最近のテレビが面白くない理由

「最近、テレビ番組が面白くなくなった」という声を聞くことが多くなってきました。

これについて、あなたはどう思われるでしょうか?

実は、テレビ番組の制作内容には、テレビ業界の特殊な事情が深く関係しているのです。

今回は、私がNPO時代にお世話になっていたとある民放のテレビ局のプロデューサーから直々に聞いたテレビ業界の裏側をご紹介しながら、テレビが面白くなくなってきたといわれる理由を考えます。

テレビ業界と広告収入

NHKは別として、いわゆる民放の番組は無料で視聴することができます。

しかし、実は、私たちはこの民放に対してもテレビの視聴料を支払っています。

多くの方がご承知のとおり、私たちが視聴するほとんどのテレビ番組は企業がスポンサーとして資金援助が行われることで制作されています。

スポンサーとなった企業はその資金を提供する代わりに、テレビ番組の前後に流すテレビCMを通じて視聴者に対してさまざまな商品を売り込んでいます。

私たちは日々の生活の中でいろいろな買い物をしていますが、それら各商品の販売価格の中にはこうしたスポンサー企業の宣伝広告費が含まれているのです。

つまり、特に意識することはありませんが、私たちは消費者として商品を購入することを通じてテレビの視聴料を支払っているのです。

テレビ番組におけるマーケティング戦略

当然、スポンサーとなっている企業は私たち消費者に対して自社の商品を購入してもらうべく、テレビCMを通じてそれを売り込まなくてはなりません。
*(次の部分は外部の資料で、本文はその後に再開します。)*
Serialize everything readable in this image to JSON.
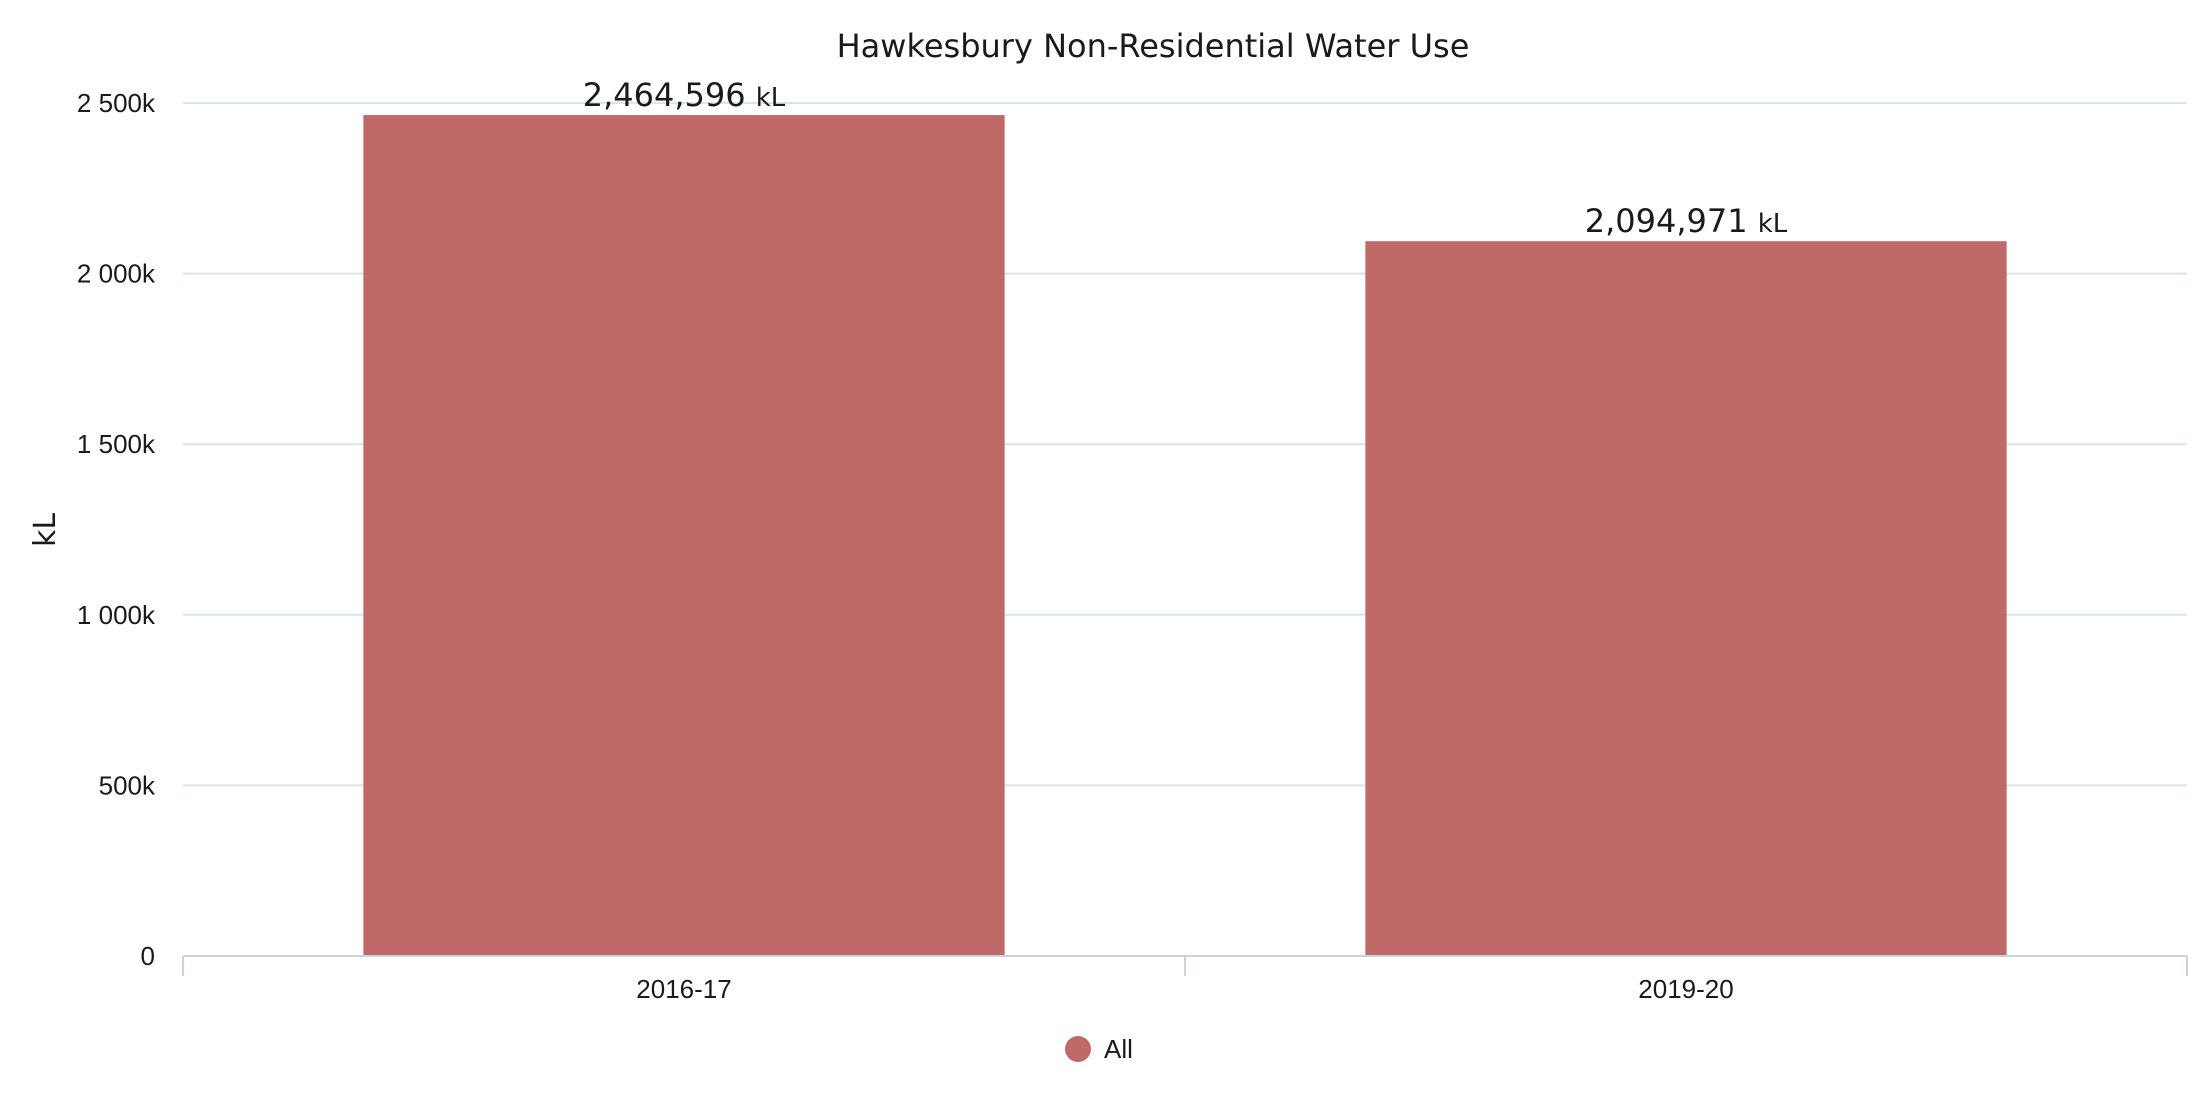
{
  "chart_data": {
    "type": "bar",
    "title": "Hawkesbury Non-Residential Water Use",
    "xlabel": "",
    "ylabel": "kL",
    "categories": [
      "2016-17",
      "2019-20"
    ],
    "series": [
      {
        "name": "All",
        "values": [
          2464596,
          2094971
        ],
        "color": "#bf6a69"
      }
    ],
    "data_labels": [
      {
        "number": "2,464,596",
        "unit": "kL"
      },
      {
        "number": "2,094,971",
        "unit": "kL"
      }
    ],
    "ylim": [
      0,
      2500000
    ],
    "y_ticks": [
      {
        "value": 0,
        "label": "0"
      },
      {
        "value": 500000,
        "label": "500k"
      },
      {
        "value": 1000000,
        "label": "1 000k"
      },
      {
        "value": 1500000,
        "label": "1 500k"
      },
      {
        "value": 2000000,
        "label": "2 000k"
      },
      {
        "value": 2500000,
        "label": "2 500k"
      }
    ],
    "grid": true,
    "legend_position": "bottom-center"
  }
}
その際、企業が重視しているのは、どういった人がその番組を見るかという「消費者ターゲット」の設定です。

たとえば、健康情報番組を見ている人であれば、当然ながら健康に関する商品への関心が高いといえます。

そのため、番組の前後に健康関連の商品をテレビCMを流せば、売り上げが上がりやすくなるわけです。

現在のテレビ番組におけるマーケティング戦略では、ターゲット層の分類として以下のものが採用されています。

C
(Child)
~12歳・男女
T
(Teen)
13~19歳・男女
F1
(Female 1)
20~34歳・女
F2
(Female 2)
35~49歳・女
F3
(Female 3)
50歳~・女
M1
(Male 1)
20~34歳・男
M2
(Male 2)
35~49歳・男
M3
(Male 3)
50歳~・男

上記の分類のうち、企業は主にもっとも商品を購入してもらいやすい「T」「F1」「F2」をメイン・ターゲットにした広告を出します。

たとえば、あるスポンサー企業が化粧品を売りたいと考えるならば、「F1」に属する女性が見るような内容のテレビ番組に対してお金を出すことになります。

テレビ番組の構成は制作会社が決定する場合もありますが、テレビ番組の内容はそれに出資するスポンサー企業の設定するターゲットとは無関係ではないため、スポンサー企業からの意向や影響を受ける構造になっています。

ターゲット層のズレと番組構成

さて、最近の現在のテレビ番組はどの層がターゲットに設定されているのでしょうか?

実は、社会の高齢化と若者がテレビを見なくなってきた影響から、テレビを主に視聴する層は高齢者になりつつあります。

先の分類でいえば、「F3」と「M3」にあたる高齢者がテレビ番組におけるターゲットの大部分を占めつつあり、高齢者向けの内容をメインとしたテレビ番組づくりが主流になってきているのです。

あなたもテレビ番組を見たときに、高齢者向けと感じられるものが多いと感じられるのではないでしょうか?

つまり、現在のテレビ番組は高齢者を消費者ターゲットとした構成・内容になっているため、それに合わないターゲット層の人びとがそれらの番組を視聴したとしても、そもそも面白さを感じにくくなるということなのです。